Labelling and accreditation systems such as Fairtrade have played a central part in raising the profile of ethical issues in food and farming. Yet debate rages over their future role. Moves towards carbon footprinting and labels, and interest in treating water the same way, have made this a particularly urgent issue.
The March meeting of the Food Ethics Council’s Business Forum brought together key players from 18 leading food businesses and organisations to discuss what is driving companies to differentiate products on ethical grounds and whether this trend adds up to create a more ethical food sytem.
The meeting was chaired by Julia Hailes MBE, co-founder of SustainAbility, author of the New Green Consumer Guide and a member of the Food Ethics Council. The speakers were Ian Bretman, from The Fairtrade Foundation, and Jim Sumberg, from the New Economics Foundation.

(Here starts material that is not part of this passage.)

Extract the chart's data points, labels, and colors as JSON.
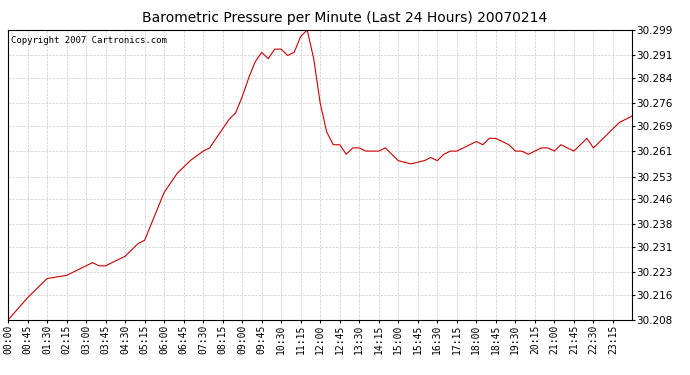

The report of March’s meeting is now available online here, and key points we took from it include:
- The UK market for ‘ethical’ food products (labelled organic, Fairtrade or better for animal welfare) grew from £1 billion in 1999 to £5.4 billion in 2005.

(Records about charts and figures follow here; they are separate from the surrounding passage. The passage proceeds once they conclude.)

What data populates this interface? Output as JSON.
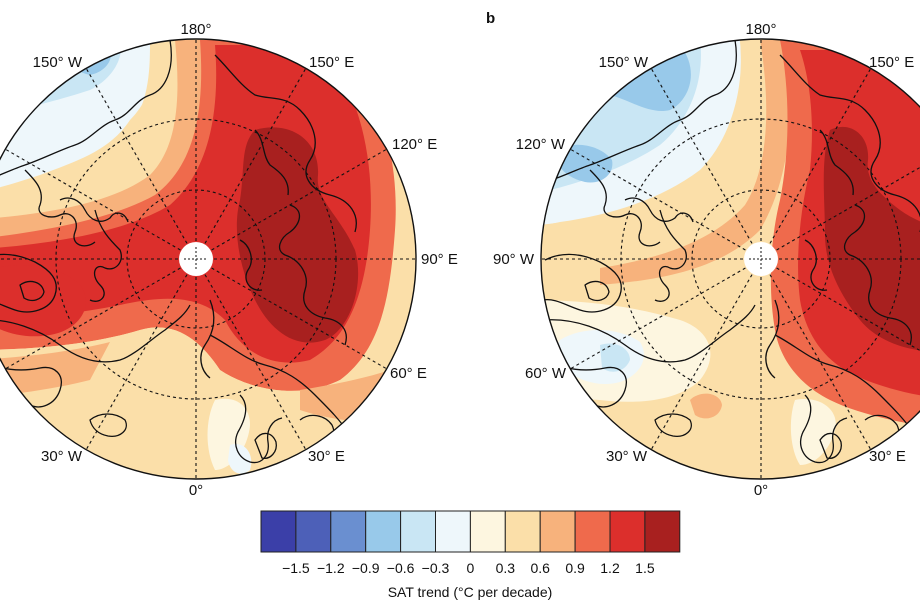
{
  "figure": {
    "panel_b_label": "b",
    "colorbar": {
      "title": "SAT trend (°C per decade)",
      "colors": [
        "#3b3fa8",
        "#4d60b8",
        "#6a8fd0",
        "#98c9ea",
        "#c9e6f4",
        "#eef7fb",
        "#fdf6e0",
        "#fbdfa9",
        "#f7b27c",
        "#ef6a4c",
        "#dc2f2c",
        "#a8201f"
      ],
      "tick_labels": [
        "−1.5",
        "−1.2",
        "−0.9",
        "−0.6",
        "−0.3",
        "0",
        "0.3",
        "0.6",
        "0.9",
        "1.2",
        "1.5"
      ]
    },
    "maps": [
      {
        "id": "a",
        "longitude_labels": {
          "top": "180°",
          "nne": "150° E",
          "ene": "120° E",
          "east": "90° E",
          "ese": "60° E",
          "sse": "30° E",
          "bottom": "0°",
          "ssw": "30° W",
          "nnw": "150° W"
        }
      },
      {
        "id": "b",
        "longitude_labels": {
          "top": "180°",
          "nne": "150° E",
          "nnw": "150° W",
          "wnw": "120° W",
          "west": "90° W",
          "wsw": "60° W",
          "ssw": "30° W",
          "sse": "30° E",
          "bottom": "0°"
        }
      }
    ]
  }
}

- The ethical labelling of products reveals the intense competition on ethical performance that has opened up in the food sector, particularly in retail.
- There is concern this competition may damage consumer trust by generating a plethora of non-comparable ethical claims.
- Dissatisfaction with minimum standards is leading some accreditation bodies to move beyond monitoring compliance to stress the need for corporate commitment.
- Collaboration, combining standards, campaigning and regulation could all help to ensure that competition on ethical performance drives progress across the whole sector.
- Choice editing to improve base-line performance across a broad range of ethical criteria could strengthen trust in major brands.
- Businesses can benefit from involving customers in shaping their ethical policy.